Written By: - Date published: 8:00 am, December 6th, 2007 - 8 comments
Categories: International - Tags:


This is very cool. USA Today’s put together a candidate match game to help voters work out which US presidential hopefuls best share their views on the key issues.

Here’s how it works:

Polls suggest Americans are concerned primarily with a few key issues in the 2008 presidential election. USA TODAY researched candidate positions on those top issues — Iraq, immigration and health care — as well as a few others that may influence the election. We then came up with 11 multiple-choice questions that would help differentiate the candidates and their stances.

As you answer the questions, you can roll over each color bar below the candidates’ heads to find background on their positions. Your answers are matched with the positions of the presidential hopefuls to reveal the candidate (or candidates) closest to your views. The sliders on the right allow you to assign relative weights to match the importance that you place on each issue.

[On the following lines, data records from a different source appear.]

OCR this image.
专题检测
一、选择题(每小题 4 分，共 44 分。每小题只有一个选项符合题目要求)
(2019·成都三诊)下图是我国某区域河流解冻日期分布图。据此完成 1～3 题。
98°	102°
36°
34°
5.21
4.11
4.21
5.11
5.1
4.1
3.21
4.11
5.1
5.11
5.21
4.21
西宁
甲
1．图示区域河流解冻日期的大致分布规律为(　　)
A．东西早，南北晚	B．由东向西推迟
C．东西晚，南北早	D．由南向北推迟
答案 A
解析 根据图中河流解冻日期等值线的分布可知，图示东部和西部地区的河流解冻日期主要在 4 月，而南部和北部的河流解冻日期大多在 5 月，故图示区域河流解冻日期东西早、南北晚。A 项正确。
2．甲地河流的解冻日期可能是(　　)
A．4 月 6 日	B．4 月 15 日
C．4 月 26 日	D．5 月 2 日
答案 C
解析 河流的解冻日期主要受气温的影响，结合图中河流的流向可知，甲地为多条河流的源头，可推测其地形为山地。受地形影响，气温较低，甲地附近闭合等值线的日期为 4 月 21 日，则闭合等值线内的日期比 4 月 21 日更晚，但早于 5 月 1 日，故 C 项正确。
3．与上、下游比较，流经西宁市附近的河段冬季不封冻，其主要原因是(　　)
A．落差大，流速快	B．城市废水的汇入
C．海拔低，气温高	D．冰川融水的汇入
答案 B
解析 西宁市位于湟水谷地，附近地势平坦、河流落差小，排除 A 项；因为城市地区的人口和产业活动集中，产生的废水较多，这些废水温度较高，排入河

The options are quite narrow given what passes for political debate in the US and somehow I’ve ended up with Kucinich, but it seems like the kind of thing that could easily be adapted for New Zealand conditions next year.

You can take the test over at USA Today.

[Hat tip: Concerned of Linwood]

8 comments on “Candidate match game ”

  1. Max Call 1

    I got Obama, Clinton and some other Democrat I’ve never heard of…
    I think it would be a fantastic idea for NZ election – but instead of indivduals would have to be party views? (for overall party view on issues).

  2. Mike 2

    Unfortunately a lot of the questions didn’t have “none of the above”.
    Based on the options in this ‘game’ ACT would be a centrist party over there.

  3. Robinsod 3

    The other issue is how do you make judgments on National’s policy when they can’t even seem to decide what it is amongst themselves?

  4. Matthew Pilott 4

    I put in the exact opposite and got Duncan Hunter, John McCain and Fred Tompson, all Republican of couse.

    There is one queston in tehre that is outrageous, or more likely the answer is:

    Q: What should happen to US troop levels in Iraq?

    A2: Move most US troops from Iraq to othe places in the region?

    WTF? Are they advocating a general US invasion of the middle East –

    “ok, we’ll chuck 20K at Lebannon, 200K at Iran, 50k at, ok, Jordan gets 50k troops, and what have I forgotten? Syria! How the fuck did I forget Syria? Na no troops for them, just bomb the crap outta them. Sounds good?”

    Tane – this seems like a double edged sword – is it perhaps too far over to the ‘infotainment’ side of things? Unless it was run by an independant organisation (if there is one) or maybe Elections New Zealand, I’d be worried. If that thing was on Fox’s website would you trust it? 😉

    Still, if it was politically neutral and transparent then it would be a great source to see which parties were most in line with your thinking. That’s if we can trust the parties to give an honest statement of intentions before the election…

  5. Camryn 5

    The guy that Tane got second, I got first… which surprised the hell out of me. I then looked at Gravel’s actual statements and I seriously disagree with him in almost as many areas as I strongly agree. Looking across the candidates, I think I have areas of agreement with every single one and at least one serious disagreement that’d probably stop me voting for any of them.

    I always realized that their parties were very broad camps, but each candidate is similarly hard to pigeonhole. I guess each of them is currently trying to appear to as wide a spectrum of opinion (in their party) as possible at this stage in the process… with an eye to the different requirements of the final two horse race.

    I agree with Mike’s point that the whole US candidate spectrum is vastly to the right of New Zealand’s and more conservative.

  6. unaha-closp 6

    Guiliani, Obama, some Republucan I’ve never heard of.

  7. Phil 7

    I’m a little bit confused by the results. I sit on the “right” side of politics, and answered based on my personal preferences, yet ended up with Clinton, Obama, and Biden – all Democrats…

    Reminds me of an old British joke (I think from The Two Ronnies);

    “The Americans have a party called the Republicans… who are a lot like our Conservative Party.
    And they also have a party called the Democrats… who are a lot like our Conservative Party”

  8. Graeme Edgeler 8

    That is pretty cool.

    The sliders at the side where you show what’s important to you are a great touch.

    Before I got to do that, I ended with both Hilary Clinton and John McCain in my top three!